Hi all,
I am new to NLP, now I was practicing on the Yelp Review Dataset and tried to build a simple LSTM network, the problem with the network is that my validation loss decreases to a certain point then suddenly it starts increasing. I’ve applied text preprocessing and also dropouts but still no luck with those. What should I do to prevent overfitting?
I am attaching a terminal screenshot for reference.
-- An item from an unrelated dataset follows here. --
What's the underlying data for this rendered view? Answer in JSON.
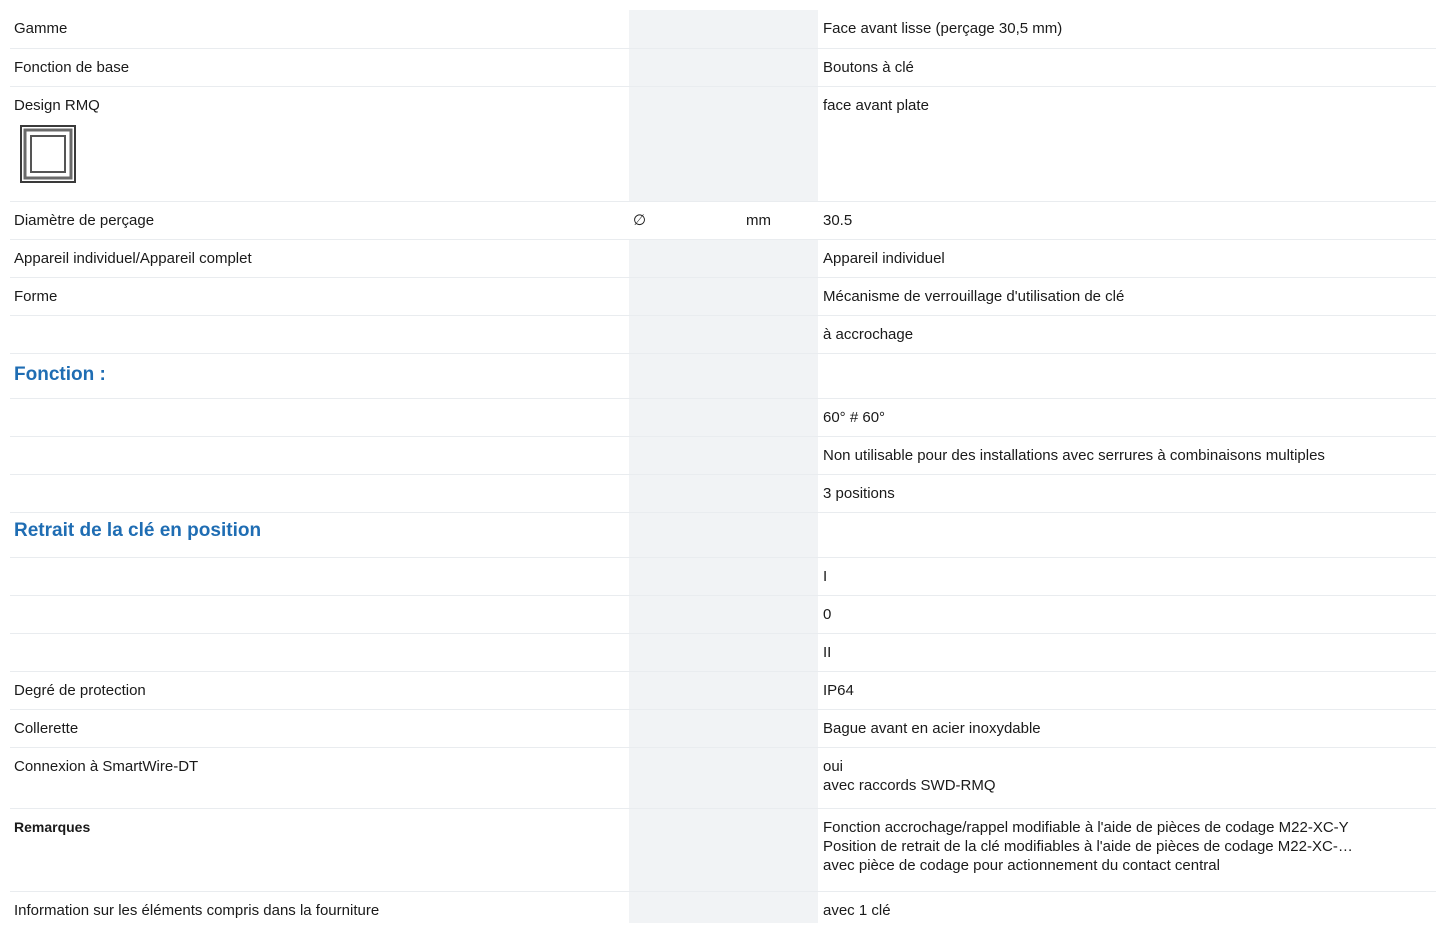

and my network architecture is as follows:
class RNN(nn.Module):
def __init__(self, n_vocab, embed_dim, n_hidden, n_rnnlayers, n_outputs):
super(RNN, self).__init__()
self.V = n_vocab
self.D = embed_dim
self.M = n_hidden
self.K = n_outputs
self.L = n_rnnlayers
self.embed = nn.Embedding(self.V, self.D)
self.rnn = nn.LSTM(
input_size=self.D,
hidden_size=self.M,
num_layers=self.L,
batch_first=True)
self.dropout = nn.Dropout(p=0.2)
self.fc = nn.Linear(self.M, self.K)
def forward(self, X):
# initial hidden states
h0 = torch.zeros(self.L, X.size(0), self.M).to(device)
c0 = torch.zeros(self.L, X.size(0), self.M).to(device)
# Embedding layer
# turns word indices to word vectors
out = self.embed(X)
# get RNN unit output
out, _ = self.rnn(out, (h0, c0))
# max pool
out, _ = torch.max(out, 1)
out = self.dropout(out)
out = self.fc(out)
return out